Il semble agacé comme si on l'avait forcé à être là. Il allume sa cigarette et boit une gorgé de son café froid.

« La prochaine fois te donne pas tant de mal. J'aime pas le café de toute façon... Quoi ? J'aime plus. Bon ok, j'aime mais voilà il est pas bon. T'aurai pu choisir le bar du coin, les terrasses zehma soleil plein et tout. Non, c'est pour les rencards, les plans, tu vois. Quand t'essaie de gérer une gonz' tu sors le grand jeu ; de belles sappes, un parfum à la mode qui les fait chaviré, des lunettes Dior qui passent crème et pour finir une belle grosse montre pour lui montrer que tu la traiteras comme une princesse si jamais elle se laisse emporter. »

Il baisse la tête et sourit.

« Elle, elle avait pas besoin de tout ça. »

Sa cigarette à moitié consumé, son regard fuyant reflétait l'état de ses pensées à ce moment-là.

« Y'a un an, j'aurai pas su te dire ce que c'est qu'un oxymore, j'en savais que dalle niveau littérature et compagnie. Mais aujourd'hui, avec le temps et l'expérience, j'ai compris tout son sens. C'est chelou un peu, je sors un mot comme ça à la cité ils vont m'demander quelle connerie je raconte encore. On est pas trop cultivé, on préfère penser avec la queue qu'avec la tête. C'est moche je sais mais c'est la vérité. Qu'est ce qu'on s'en bat les couilles de la littérature. C'est pas ça qui va ramener le pain, pas vrai ? »

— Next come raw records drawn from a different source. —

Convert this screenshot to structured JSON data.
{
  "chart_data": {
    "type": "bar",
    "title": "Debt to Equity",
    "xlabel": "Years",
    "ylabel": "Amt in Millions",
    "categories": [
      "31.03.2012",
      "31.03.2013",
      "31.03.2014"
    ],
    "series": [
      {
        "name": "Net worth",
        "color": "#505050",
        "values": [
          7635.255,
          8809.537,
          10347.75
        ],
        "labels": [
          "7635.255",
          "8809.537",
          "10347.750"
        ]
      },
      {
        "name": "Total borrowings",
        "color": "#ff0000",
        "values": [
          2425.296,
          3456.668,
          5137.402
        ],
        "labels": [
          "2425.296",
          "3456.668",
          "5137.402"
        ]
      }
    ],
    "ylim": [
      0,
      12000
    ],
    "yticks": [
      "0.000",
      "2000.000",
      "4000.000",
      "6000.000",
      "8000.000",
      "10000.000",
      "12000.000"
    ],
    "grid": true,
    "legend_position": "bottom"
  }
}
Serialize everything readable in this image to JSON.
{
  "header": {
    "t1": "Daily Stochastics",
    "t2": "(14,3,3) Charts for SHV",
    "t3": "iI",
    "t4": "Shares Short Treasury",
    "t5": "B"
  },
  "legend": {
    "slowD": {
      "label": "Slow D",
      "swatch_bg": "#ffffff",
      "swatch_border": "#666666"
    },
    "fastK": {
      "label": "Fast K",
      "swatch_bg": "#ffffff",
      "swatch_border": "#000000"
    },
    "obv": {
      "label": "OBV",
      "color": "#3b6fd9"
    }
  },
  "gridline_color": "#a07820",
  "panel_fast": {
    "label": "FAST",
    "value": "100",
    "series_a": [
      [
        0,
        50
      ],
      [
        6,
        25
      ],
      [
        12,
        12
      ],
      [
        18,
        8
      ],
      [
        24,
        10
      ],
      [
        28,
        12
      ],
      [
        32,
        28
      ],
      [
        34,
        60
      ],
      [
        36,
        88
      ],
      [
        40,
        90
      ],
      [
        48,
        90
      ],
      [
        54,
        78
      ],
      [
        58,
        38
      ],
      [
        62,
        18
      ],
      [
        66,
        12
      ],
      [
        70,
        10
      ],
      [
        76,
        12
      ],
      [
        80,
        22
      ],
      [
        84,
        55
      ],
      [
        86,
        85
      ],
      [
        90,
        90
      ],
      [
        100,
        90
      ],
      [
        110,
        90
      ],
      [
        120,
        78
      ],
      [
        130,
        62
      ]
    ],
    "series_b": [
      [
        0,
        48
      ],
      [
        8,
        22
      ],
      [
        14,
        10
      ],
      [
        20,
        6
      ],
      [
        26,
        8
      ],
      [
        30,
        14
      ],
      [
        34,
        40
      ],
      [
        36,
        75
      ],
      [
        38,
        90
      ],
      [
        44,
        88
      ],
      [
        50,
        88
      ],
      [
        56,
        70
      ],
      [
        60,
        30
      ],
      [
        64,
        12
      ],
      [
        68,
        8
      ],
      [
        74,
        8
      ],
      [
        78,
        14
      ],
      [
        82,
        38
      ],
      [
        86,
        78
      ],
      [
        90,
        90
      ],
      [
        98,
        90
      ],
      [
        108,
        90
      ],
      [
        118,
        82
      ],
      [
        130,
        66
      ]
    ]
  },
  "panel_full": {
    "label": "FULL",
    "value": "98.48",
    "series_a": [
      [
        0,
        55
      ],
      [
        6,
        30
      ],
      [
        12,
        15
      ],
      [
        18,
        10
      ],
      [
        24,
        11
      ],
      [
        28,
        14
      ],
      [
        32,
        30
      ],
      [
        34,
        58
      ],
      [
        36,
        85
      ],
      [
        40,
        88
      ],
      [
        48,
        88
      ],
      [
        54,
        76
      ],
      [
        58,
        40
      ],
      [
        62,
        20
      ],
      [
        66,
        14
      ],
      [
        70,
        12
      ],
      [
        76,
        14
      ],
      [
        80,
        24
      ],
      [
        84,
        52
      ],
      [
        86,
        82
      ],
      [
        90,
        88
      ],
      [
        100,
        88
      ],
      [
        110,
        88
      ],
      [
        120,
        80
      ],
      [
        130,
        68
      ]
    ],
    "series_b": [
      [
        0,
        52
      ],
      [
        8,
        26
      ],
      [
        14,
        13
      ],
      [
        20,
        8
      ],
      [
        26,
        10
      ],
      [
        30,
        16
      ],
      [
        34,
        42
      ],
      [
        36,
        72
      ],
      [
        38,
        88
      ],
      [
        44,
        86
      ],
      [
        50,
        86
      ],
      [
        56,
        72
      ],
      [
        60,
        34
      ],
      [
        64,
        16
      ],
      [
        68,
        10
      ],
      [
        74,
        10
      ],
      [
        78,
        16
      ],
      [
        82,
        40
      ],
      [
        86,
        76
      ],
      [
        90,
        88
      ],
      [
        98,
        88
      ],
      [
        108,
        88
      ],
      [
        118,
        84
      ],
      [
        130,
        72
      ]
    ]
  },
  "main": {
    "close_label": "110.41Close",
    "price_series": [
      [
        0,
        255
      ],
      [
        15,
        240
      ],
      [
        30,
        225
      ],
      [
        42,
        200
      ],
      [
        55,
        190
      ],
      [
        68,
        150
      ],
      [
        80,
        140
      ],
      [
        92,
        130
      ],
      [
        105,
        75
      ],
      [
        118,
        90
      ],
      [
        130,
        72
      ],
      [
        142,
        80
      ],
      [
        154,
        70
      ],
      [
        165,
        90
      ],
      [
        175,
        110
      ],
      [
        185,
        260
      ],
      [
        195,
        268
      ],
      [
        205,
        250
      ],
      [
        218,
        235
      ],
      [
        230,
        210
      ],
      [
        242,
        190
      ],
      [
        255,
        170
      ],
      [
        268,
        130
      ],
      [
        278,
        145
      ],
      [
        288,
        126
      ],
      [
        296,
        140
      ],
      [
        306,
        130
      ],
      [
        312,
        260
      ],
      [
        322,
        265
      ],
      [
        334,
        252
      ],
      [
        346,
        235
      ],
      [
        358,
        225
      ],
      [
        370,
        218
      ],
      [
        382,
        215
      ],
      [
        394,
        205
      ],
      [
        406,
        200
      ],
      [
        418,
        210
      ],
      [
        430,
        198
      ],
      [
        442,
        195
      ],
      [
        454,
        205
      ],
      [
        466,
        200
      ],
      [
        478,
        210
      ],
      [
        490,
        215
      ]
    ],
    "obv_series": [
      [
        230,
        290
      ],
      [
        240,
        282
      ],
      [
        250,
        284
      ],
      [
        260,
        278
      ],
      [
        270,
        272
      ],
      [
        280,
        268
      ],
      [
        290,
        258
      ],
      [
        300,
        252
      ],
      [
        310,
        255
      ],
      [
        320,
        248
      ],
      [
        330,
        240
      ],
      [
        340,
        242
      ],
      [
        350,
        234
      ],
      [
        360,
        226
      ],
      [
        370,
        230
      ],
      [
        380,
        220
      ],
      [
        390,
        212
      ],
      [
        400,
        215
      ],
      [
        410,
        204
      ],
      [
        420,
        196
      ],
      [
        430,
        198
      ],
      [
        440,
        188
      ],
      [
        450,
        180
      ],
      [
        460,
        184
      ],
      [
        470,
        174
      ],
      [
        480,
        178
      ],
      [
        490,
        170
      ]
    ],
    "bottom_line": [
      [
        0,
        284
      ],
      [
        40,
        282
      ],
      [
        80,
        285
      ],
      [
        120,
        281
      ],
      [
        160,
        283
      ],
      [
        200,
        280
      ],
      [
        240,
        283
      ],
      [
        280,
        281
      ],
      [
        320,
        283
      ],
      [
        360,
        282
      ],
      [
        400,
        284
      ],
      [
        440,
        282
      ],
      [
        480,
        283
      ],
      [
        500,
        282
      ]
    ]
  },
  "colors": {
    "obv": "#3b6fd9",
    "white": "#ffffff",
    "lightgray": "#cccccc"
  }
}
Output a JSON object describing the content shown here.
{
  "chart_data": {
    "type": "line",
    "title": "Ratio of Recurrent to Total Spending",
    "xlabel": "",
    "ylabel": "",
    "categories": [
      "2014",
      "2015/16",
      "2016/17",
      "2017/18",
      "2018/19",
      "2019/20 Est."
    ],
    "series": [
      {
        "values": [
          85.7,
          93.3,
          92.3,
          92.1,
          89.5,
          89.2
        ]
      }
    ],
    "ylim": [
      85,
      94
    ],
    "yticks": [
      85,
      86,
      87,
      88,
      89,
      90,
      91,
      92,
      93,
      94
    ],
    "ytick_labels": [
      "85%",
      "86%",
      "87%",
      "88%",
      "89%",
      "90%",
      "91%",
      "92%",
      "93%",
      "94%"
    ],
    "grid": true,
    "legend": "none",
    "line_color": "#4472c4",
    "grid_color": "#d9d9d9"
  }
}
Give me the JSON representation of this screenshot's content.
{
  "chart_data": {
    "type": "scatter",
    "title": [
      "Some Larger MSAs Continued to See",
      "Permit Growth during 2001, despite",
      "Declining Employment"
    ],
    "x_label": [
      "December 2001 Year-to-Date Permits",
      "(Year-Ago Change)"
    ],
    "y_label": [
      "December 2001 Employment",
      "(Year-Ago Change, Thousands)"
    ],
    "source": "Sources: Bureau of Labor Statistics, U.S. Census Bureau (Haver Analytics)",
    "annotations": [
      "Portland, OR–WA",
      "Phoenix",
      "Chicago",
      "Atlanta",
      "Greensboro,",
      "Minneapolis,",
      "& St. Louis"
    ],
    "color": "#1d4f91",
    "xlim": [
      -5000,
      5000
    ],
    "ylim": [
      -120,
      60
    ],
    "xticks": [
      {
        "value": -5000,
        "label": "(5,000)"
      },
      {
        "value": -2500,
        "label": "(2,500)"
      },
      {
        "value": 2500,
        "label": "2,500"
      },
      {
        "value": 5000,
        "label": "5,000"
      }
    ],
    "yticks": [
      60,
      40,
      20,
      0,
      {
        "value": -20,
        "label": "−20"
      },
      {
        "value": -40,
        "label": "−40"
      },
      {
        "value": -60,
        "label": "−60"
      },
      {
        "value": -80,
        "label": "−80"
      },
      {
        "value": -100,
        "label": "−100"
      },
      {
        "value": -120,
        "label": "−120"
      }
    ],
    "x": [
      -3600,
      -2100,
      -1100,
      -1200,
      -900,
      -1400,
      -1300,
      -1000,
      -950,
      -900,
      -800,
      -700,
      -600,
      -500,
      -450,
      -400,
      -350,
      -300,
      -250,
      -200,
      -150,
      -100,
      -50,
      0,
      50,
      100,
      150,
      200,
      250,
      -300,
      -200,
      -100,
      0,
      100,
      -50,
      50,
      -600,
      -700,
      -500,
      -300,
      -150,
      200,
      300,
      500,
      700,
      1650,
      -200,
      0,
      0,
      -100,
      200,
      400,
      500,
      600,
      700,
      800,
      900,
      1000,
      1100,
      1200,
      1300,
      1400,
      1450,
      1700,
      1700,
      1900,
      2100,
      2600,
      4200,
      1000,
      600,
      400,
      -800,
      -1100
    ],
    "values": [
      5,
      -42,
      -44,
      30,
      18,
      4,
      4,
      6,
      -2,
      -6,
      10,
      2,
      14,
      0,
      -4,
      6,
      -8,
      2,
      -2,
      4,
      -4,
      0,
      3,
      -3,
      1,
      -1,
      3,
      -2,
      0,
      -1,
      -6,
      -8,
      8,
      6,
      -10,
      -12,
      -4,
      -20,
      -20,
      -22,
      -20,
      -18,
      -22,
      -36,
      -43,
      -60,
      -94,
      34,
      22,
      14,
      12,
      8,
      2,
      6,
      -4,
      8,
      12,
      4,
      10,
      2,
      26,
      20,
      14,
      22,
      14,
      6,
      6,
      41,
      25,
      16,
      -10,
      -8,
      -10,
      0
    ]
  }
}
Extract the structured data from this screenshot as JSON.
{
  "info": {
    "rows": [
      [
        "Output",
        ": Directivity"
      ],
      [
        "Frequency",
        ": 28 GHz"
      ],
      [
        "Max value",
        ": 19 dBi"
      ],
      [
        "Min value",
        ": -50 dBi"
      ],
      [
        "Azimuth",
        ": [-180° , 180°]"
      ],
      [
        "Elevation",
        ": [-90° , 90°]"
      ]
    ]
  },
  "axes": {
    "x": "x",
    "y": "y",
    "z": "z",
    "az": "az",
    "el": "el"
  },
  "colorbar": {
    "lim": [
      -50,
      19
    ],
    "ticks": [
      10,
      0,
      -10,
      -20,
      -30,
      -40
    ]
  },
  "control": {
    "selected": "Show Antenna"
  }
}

Il écrase sa cigarette et soupire.

« Je sais pas, depuis tout à l'heure j'dis de la merde et j'sais pas ce que tout ça veut dire. Pas c'que je raconte non, mais tout, tout ce qui se passe en ce moment. Tout ce qui me parait dingue et tout ce qui me parait comme un putain de cauchemar éveillé. Et puis tu sais, j'aime pas parler d'habitude. Mais là c'est différent. »

Il regarde autour de lui, frotte son oeil avec sa main droite et baille.

« J'ai pas dormi, j'suis faya. »

Etait-ce une excuse pour filer sans pour autant avoir l'air con ?

« Tout parait différent, et tellement réel. Ouais, c'est le réel qui me fait devenir parano comme ça. Crois pas que je suis entrain de me confier là, j'suis pas dans ces délires. Je t'ai vu, je voulais te tenir compagnie c'est tout. »

Mais bien-sûr.

« Je sais pas où tu seras demain, qu'est-ce que tu feras. Je sais même pas pourquoi je suis là et pourquoi j'arrête pas de te voir partout. Mais peut-être que demain sera un autre jour. Mais il se fait tard et les affaires n'attendent pas, alors salut, à la prochaine. »

Il jette un dernier coup d'oeil à sa montre avant de sortir de sa poche un billet de vingt euros. Il part sans se retourner, il part sans rien dire de plus. Comme si, cette rencontre n'avait jamais eu lieu.